Physical therapy Treatment in older adults is similar to the conservative treatments used in childhood. This includes physical therapy, exercise, and braces. Surgery is considered a last resort. Chiropractic therapy and acupuncture may be options to improve comfort but are not treatments. Further teaching points include: It is rare but not impossible for scoliosis to occur in older adults. Myopathic deformity and secondary scoliosis are most probable.

Symptoms of cauda equine syndrome include:

Severe low back pain. Bladder or bowel dysfunction. Impaired sensation in the genital or saddle region. Sexual dysfunction. Unilateral or bilateral sciatica.
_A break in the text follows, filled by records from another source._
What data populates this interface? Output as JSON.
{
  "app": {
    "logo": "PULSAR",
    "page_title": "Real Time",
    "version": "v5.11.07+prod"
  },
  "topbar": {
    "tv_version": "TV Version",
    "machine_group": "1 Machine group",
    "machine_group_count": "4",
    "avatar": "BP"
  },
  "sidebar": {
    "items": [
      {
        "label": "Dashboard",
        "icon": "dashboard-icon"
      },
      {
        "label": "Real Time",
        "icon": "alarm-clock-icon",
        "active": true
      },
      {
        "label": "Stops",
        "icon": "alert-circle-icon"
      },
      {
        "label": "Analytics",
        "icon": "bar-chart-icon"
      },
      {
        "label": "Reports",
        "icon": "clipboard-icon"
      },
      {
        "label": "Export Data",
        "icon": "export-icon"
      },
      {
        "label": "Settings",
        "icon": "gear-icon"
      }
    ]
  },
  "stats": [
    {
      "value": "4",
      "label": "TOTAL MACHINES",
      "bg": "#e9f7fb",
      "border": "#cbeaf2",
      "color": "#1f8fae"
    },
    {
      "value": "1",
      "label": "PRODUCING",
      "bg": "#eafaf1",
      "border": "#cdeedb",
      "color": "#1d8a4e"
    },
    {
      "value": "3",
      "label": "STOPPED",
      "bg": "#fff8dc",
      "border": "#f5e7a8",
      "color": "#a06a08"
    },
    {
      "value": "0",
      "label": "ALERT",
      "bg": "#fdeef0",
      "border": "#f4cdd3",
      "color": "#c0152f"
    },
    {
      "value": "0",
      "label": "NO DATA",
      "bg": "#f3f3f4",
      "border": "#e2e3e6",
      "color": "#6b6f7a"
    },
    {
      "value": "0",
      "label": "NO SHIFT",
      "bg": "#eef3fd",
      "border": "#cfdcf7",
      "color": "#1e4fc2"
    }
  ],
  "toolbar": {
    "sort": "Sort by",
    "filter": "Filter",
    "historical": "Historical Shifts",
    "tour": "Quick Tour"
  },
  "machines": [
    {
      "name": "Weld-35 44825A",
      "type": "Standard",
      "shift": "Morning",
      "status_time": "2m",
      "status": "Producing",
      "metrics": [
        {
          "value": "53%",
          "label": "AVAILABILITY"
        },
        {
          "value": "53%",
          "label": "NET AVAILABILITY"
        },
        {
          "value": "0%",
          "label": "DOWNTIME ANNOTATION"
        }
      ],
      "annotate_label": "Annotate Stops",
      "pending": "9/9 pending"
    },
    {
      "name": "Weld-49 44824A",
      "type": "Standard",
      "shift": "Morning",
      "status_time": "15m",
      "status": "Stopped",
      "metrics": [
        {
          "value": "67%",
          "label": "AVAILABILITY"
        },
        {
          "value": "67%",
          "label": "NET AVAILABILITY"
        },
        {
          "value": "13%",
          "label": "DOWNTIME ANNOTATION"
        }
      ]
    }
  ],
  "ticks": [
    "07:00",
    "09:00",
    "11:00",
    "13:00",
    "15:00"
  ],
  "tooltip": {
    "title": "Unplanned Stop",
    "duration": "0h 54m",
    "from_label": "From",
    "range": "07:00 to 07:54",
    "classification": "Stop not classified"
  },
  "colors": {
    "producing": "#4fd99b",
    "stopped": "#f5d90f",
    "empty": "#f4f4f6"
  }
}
A patient with chronic back pain due to multiple herniated discs visits the clinic seeking long-term relief from the pain. Which treatment should the nurse expect the healthcare provider to prescribe? Muscle relaxant Anticonvulsant Nonsteroidal anti-inflammatory drug (NSAID) Steroid injection

Steroid injection A steroid injection can reduce pain and inflammation over a longer time. A nonsteroidal anti-inflammatory drug (NSAID) is effective to reduce pain and inflammation for short periods. If the patient is experiencing chronic pain from multiple herniated discs, the steroid injection will be more effective in providing pain relief. A muscle relaxant is effective to reduce pain for short periods. An anticonvulsant is useful in reducing nerve pain and may have fewer side effects than opioids.